On the Large Scale Plans of the Hevolution Foundation

There have been signs that Saudi Arabian interests are considering putting significant amounts of funding into accelerating progress towards the treatment of aging, though it is entirely unclear as to whether any of that investment will be targeted towards the more useful areas of research and development, those focused on repair and reversal of age-related damage. This article is a decent high level summary of what may or may not come to pass via the Hevolution Foundation as a vehicle for the deployment of sovereign wealth into geroscience. The present accelerating trajectory for increased funding of translational aging research is clearly heading in this direction. Consider the few billion in funding devoted to reprogramming in just the last year or two. If not Saudi Arabia, then other countries will sooner or later devote large-scale funding towards the treatment of aging, in the hopes that it will prevent the collapse of entitlement systems due to the rising average age of the population.
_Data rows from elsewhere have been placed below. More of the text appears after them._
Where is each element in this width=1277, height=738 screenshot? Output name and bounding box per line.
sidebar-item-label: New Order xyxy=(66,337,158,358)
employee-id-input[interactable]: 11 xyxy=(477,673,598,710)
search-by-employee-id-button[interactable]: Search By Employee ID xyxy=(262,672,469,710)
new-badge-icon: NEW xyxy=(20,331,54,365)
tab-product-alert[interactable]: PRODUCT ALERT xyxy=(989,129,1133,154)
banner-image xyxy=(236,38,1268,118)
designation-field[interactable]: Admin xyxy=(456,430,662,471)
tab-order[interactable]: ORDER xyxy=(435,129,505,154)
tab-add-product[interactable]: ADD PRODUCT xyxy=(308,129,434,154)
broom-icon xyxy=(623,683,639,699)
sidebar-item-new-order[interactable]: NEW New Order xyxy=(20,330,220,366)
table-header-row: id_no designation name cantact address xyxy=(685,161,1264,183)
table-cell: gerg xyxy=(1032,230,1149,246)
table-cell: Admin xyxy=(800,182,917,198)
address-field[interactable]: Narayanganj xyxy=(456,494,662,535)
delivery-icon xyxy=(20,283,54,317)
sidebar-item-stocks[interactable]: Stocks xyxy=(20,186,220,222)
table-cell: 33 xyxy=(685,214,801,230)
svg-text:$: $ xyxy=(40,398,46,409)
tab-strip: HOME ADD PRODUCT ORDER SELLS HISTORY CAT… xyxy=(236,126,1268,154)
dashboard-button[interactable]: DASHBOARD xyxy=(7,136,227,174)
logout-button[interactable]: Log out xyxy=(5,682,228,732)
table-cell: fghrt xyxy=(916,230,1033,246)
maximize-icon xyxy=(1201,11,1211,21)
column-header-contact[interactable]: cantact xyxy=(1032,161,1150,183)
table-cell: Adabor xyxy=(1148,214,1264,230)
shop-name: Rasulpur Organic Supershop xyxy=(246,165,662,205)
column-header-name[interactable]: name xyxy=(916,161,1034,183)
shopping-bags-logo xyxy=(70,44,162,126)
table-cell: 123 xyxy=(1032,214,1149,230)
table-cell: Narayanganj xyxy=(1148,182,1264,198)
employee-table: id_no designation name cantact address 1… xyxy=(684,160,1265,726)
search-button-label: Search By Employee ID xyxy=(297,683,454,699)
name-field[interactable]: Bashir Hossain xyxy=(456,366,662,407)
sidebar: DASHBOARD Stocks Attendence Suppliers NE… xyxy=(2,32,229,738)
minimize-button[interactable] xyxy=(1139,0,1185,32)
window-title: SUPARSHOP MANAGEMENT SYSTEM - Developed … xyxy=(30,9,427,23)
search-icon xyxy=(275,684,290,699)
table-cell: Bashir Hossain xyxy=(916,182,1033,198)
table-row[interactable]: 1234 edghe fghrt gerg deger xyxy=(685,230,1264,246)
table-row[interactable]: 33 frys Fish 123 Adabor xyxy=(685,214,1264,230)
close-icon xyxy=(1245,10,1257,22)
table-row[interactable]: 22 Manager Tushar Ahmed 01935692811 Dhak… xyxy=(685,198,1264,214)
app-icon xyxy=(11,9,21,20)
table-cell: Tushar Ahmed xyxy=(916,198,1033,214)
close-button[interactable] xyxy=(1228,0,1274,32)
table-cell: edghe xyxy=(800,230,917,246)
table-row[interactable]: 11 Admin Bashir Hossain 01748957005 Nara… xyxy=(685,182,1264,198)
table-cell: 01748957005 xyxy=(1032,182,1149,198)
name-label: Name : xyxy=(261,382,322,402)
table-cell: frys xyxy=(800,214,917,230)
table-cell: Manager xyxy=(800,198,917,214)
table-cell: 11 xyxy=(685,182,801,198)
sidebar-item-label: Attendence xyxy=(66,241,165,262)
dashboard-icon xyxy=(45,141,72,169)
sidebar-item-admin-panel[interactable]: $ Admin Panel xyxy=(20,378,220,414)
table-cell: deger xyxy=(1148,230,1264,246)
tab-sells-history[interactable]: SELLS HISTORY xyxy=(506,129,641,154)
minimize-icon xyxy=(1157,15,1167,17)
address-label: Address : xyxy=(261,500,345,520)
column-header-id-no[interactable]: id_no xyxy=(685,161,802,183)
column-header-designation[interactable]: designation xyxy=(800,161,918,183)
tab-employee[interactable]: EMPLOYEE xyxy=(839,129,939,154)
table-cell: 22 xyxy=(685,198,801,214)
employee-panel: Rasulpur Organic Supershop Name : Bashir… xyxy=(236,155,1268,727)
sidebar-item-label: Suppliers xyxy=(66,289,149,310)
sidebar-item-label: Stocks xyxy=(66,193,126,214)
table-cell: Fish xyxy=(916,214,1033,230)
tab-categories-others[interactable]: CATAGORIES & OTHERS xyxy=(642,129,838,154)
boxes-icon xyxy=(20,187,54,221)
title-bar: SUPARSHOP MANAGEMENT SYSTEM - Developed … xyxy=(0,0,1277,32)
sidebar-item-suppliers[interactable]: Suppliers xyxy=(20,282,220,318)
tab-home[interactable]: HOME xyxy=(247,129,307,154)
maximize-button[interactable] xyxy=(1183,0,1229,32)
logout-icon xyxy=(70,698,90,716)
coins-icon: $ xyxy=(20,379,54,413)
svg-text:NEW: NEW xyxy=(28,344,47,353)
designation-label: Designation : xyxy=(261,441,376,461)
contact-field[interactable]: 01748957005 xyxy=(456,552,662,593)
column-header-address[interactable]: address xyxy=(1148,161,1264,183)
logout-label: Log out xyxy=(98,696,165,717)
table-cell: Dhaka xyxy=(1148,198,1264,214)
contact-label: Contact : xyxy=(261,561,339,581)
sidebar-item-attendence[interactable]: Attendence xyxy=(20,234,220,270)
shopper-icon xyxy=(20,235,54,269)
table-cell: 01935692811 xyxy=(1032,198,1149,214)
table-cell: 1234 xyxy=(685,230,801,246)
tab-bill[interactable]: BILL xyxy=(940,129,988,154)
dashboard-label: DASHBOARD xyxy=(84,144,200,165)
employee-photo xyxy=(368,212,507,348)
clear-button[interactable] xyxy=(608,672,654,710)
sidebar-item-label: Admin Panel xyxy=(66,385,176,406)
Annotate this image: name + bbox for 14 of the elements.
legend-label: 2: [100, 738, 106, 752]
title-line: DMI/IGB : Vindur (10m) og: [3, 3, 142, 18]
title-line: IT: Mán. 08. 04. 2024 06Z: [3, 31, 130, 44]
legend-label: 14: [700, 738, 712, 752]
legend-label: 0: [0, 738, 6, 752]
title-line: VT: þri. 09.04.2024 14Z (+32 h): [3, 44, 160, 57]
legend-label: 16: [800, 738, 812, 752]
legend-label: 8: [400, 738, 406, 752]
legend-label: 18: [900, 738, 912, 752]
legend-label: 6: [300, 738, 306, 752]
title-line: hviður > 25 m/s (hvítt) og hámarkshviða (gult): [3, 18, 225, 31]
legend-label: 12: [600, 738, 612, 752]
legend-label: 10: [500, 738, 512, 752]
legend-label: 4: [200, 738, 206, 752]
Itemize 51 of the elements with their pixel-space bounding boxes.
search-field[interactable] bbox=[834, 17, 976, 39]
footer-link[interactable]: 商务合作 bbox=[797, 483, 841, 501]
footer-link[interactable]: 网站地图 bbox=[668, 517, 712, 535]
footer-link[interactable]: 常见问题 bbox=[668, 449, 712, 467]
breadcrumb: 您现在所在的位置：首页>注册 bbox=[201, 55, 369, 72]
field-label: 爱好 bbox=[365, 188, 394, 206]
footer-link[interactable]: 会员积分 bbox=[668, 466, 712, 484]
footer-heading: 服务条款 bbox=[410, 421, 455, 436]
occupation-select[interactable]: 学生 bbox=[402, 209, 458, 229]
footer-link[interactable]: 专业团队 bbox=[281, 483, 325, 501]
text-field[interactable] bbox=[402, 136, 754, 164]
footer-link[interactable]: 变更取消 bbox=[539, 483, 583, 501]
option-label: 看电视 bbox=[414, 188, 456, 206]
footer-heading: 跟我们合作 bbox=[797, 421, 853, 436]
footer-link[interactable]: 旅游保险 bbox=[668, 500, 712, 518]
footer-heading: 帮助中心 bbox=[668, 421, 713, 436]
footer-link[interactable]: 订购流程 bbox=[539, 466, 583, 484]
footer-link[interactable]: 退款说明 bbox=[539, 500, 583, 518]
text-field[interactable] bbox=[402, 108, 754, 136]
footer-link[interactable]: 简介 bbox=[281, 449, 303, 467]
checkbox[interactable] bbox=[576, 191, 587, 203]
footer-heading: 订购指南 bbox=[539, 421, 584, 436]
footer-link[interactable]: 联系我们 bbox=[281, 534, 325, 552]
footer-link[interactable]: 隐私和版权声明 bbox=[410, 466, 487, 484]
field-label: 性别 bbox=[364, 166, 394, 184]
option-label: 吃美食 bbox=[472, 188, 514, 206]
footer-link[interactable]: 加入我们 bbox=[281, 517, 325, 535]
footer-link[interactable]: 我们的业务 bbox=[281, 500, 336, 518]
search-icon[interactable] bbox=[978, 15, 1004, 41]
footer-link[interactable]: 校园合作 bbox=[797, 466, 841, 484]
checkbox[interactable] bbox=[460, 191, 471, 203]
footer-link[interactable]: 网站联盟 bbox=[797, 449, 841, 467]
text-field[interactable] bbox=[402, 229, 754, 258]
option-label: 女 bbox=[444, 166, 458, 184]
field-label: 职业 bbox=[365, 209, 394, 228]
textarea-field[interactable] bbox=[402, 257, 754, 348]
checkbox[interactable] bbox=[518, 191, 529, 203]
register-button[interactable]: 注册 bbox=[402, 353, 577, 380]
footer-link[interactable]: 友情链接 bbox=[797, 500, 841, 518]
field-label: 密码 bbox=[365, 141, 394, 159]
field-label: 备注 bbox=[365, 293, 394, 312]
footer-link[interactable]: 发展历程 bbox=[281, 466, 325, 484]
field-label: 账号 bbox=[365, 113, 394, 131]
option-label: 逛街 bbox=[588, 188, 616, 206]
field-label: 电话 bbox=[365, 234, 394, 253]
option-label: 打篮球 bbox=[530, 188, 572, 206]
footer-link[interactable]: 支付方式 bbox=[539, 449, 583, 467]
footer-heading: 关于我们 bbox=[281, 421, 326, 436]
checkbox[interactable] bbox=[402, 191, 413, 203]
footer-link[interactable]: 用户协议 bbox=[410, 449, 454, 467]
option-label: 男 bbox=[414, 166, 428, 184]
Anyone who has more money than they know what to do with eventually tries to cure aging. Google founder Larry Page has tried it. Jeff Bezos has tried it. Tech billionaires Larry Ellison and Peter Thiel have tried it. Now the kingdom of Saudi Arabia, which has about as much money as all of them put together, is going to try it. The Saudi royal family has started a not-for-profit organization called the Hevolution Foundation that plans to spend up to $1 billion a year of its oil wealth supporting basic research on the biology of aging and finding ways to extend the number of years people live in good health, a concept known as "health span."

The foundation hasn't yet made a formal announcement, but the scope of its effort has been outlined at scientific meetings and is the subject of excited chatter among aging researchers, who hope it will underwrite large human studies of potential anti-aging drugs. The idea, popular among some longevity scientists, is that if you can slow the body's aging process, you can delay the onset of multiple diseases and extend the healthy years people are able to enjoy as they grow older. The fund is going to give grants for basic scientific research on what causes aging, just as others have done, but it also plans to go a step further by supporting drug studies, including trials of "treatments that are patent expired or never got commercialized."

The fund is authorized to spend up to $1 billion per year indefinitely, and will be able to take financial stakes in biotech companies. By comparison, the division of the US National Institute on Aging that supports basic research on the biology of aging spends about $325 million a year. Hevolution hasn't announced what projects it will back, but people familiar with the group say it looked at funding a $100 million X Prize for age reversal technology and has reached a preliminary agreement to fund the TAME trial, a test of the diabetes drug metformin in several thousand elderly people.